Bir damla suya muhtaç kurak topraklar kanla ıslanacak, tek bir otun yeşermediği toprağında kan kırmızı gelincikler açacaktı. Bu gece tarih yeniden yazılacaktı.

Yeşile dönen gözleri kendisini göstermeye başlayan ayın son dolunay haline baktı. O gün gelmiş miydi gerçekten? Bu son dolunay mıydı? Titrek bir nefesi içine çekerken yanında çelik gibi sert duran adama batı. Gri gözleri doğruca karanlık tarafa bakıyordu. Tıpkı gün boyu yaptığı gibi.

Sabahın ilk ışıkları ile geldikleri bu topraklarda kendileri dışında tek bir canlı yoktu. Kurt Klanlığı en ön saflarda yerini alırken, hemen arkalarına İnci Klanlığı ve onları hilal gibi saran Ejderha Klanlığı nizami bir şekilde yerini almıştı. Askerler dikkatli, koruyucular tehditkardı. Her gün gördüğü koruyucuları ilk defa bu kadar tehditkar görüyordu. Bir çoğu huysuzdu. Pençeleri ile kurak toprağı aşındırıyor, yer yer kükrüyordular. Kurtların ulumaları bir saniye bile durmuyordu. Her şeyleri ile karanlık tarafa hazır olduklarını gösteriyorlardı. Fakat oradan tek bir hareket dahi gelmemişti. Sanki yoklarmış gibiydi, bir boşlukla savaşacakmış gibiydiler.

Ahon sürekli Oniks ile devriye geziyor, karanlık tarafa yaklaşıyordu. Ama yoktu, tek bir hareket yoktu. Rüzgar bile esmiyordu. Bu durum gittikçe Ahon'u ve diğerlerini geriyordu. Akıllarına tuzağa düştükleri geliyordu. Bu anda ise devreye Şifa giriyordu. Sürekli toprağın altını kontrol etmekten tırnaklarının içi toprakla dolmuştu. Fakat toprağın altında da bir hareket yoktu. Bu onları rahatlatsa da diğer yandan tedirgin ediyordu. 

Set'in korkup vazgeçeceğini düşünmüyordular ama neden hala ortaya çıkmadığının da mantıklı bir açıklamasını bulamıyorlardı. İrithel'e göre Set'in tek amacı onları tedirgin etmekti ve başarıyordu da. İrithel'in bu konu ile ilgili sert çıkışı ile biraz daha sakinleşmişlerdi. Yine de Ahon gözlerini karanlık taraftan almıyordu. Bazen gözlerini saniyelik çeviriyor o anlarda ise sadece Şifa'ya bakıyordu. Genç kadın her seferinde ona güven verici tebessümlerinden sunuyor ama adamın yüzünde mimik oynamıyordu.

Şifa'yı burada istemediği çok belliydi. Son ana kadar gelmemesi için elinden geleni yapmıştı. Fakat tüm planları Şifa'yı da kapsadığı için hızla suya düşüyordu. 

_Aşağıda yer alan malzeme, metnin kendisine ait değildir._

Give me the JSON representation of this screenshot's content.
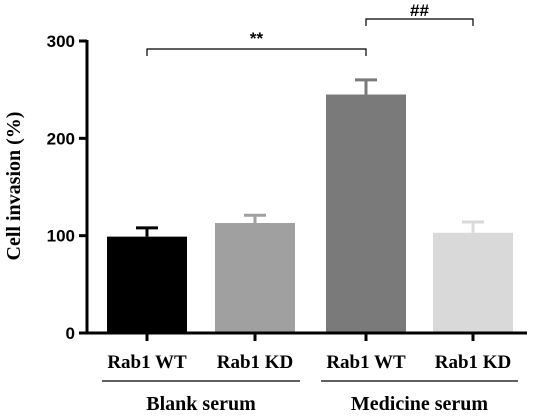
{
  "chart_data": {
    "type": "bar",
    "ylabel": "Cell invasion (%)",
    "ylim": [
      0,
      300
    ],
    "yticks": [
      0,
      100,
      200,
      300
    ],
    "categories": [
      "Rab1 WT",
      "Rab1 KD",
      "Rab1 WT",
      "Rab1 KD"
    ],
    "values": [
      99,
      113,
      245,
      103
    ],
    "errors": [
      9,
      8,
      15,
      11
    ],
    "bar_colors": [
      "#000000",
      "#a0a0a0",
      "#7a7a7a",
      "#d9d9d9"
    ],
    "groups": [
      {
        "label": "Blank serum",
        "bars": [
          0,
          1
        ]
      },
      {
        "label": "Medicine serum",
        "bars": [
          2,
          3
        ]
      }
    ],
    "significance": [
      {
        "from": 0,
        "to": 2,
        "label": "**"
      },
      {
        "from": 2,
        "to": 3,
        "label": "##"
      }
    ],
    "grid": false
  }
}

''İyi olacağız, her şey iyi olacak.'' Şifa ondan bir adım önde duran adamın elini tutarak sıkıca kavradı. Ahon gerildikçe, Şifa da geriliyordu ve hata yapmaktan korkuyordu.

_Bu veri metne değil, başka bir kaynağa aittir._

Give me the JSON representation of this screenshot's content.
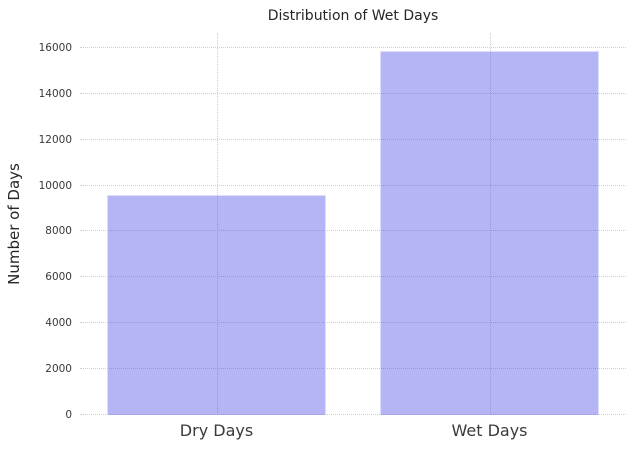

''Konuştuğumuz gibi geride duracaksın. Aklım sende olursa asla iyi olamam.'' Şifa, Ahon'un yorgun gözlerine baktı. Bir ayda ne kadar çökmüştü. Onu bazı akşamlar hiç görememişti. Sürekli çalışıyordu. Bu çabalarının karşılığını almalıydı. Şifa geri planda duracak olsa da elinden geleni yapacaktı.